The continued circulation of the virus gives rise to another key fear for health experts: variants. So far, approved vaccines retain significant effectiveness against new identified strains of COVID-19. But it’s still possible that a new version of the virus could arise that would have resistance.

“The variants are really, to me, the major unknown in this whole equation,” Chan said.

Youth vaccinations, which remain in developmental stages, present another concern. Without inoculated students, Johnson says, schools do not have sufficient evidence that rolling back health protocols will be safe.

“Kids will be among the last to be vaccinated, particularly young children,” she said. “What that means for the continuation of some of our protective public health mitigation measures and schools I think is a little unclear right now.”

A Connecticut teacher reads to her second grade class. Last fall, the district took a hybrid approach to schooling with some students in-person and some learning remotely. (John Moore / Getty Images)
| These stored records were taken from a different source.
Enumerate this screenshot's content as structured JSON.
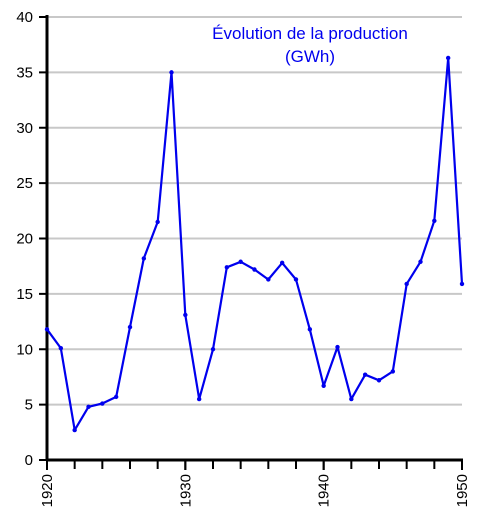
{
  "chart_data": {
    "type": "line",
    "title": "Évolution de la production\n(GWh)",
    "xlabel": "",
    "ylabel": "",
    "xlim": [
      1920,
      1950
    ],
    "ylim": [
      0,
      40
    ],
    "grid": true,
    "line_color": "#0000ee",
    "x_ticks": [
      "1920",
      "1930",
      "1940",
      "1950"
    ],
    "y_ticks": [
      "0",
      "5",
      "10",
      "15",
      "20",
      "25",
      "30",
      "35",
      "40"
    ],
    "series": [
      {
        "x": [
          1920,
          1921,
          1922,
          1923,
          1924,
          1925,
          1926,
          1927,
          1928,
          1929,
          1930,
          1931,
          1932,
          1933,
          1934,
          1935,
          1936,
          1937,
          1938,
          1939,
          1940,
          1941,
          1942,
          1943,
          1944,
          1945,
          1946,
          1947,
          1948,
          1949,
          1950
        ],
        "values": [
          11.8,
          10.1,
          2.7,
          4.8,
          5.1,
          5.7,
          12.0,
          18.2,
          21.5,
          35.0,
          13.1,
          5.5,
          10.0,
          17.4,
          17.9,
          17.2,
          16.3,
          17.8,
          16.3,
          11.8,
          6.7,
          10.2,
          5.5,
          7.7,
          7.2,
          8.0,
          15.9,
          17.9,
          21.6,
          36.3,
          15.9
        ]
      }
    ]
  }
}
Even without vaccinations, however, studies show that youth under 15 years old are about half as likely to catch and spread the virus as adults. When kids do become infected, they tend to get less sick thanks to active immune systems. A recent CDC study found that, when safety measures aren’t enforced, teachers become central to COVID transmission — and students, especially younger students, contribute less to spread.

Still, for the time being, returning to in-person learning will mean masking, distancing, and ventilation.

“If we abandon [safety protocols] too soon,” said Johnson, “I think we risk rolling back some of the real progress that we’ve made.”

“We’d all like to know when the curtain is going to come down on this terrible play that we’ve been watching for the last year,” she continued. “I just don’t think that it’s going to happen like that. I think that we are going to be really watching carefully and waiting and double-checking and making sure that we’re not seeing any more spread in our communities for a long time.”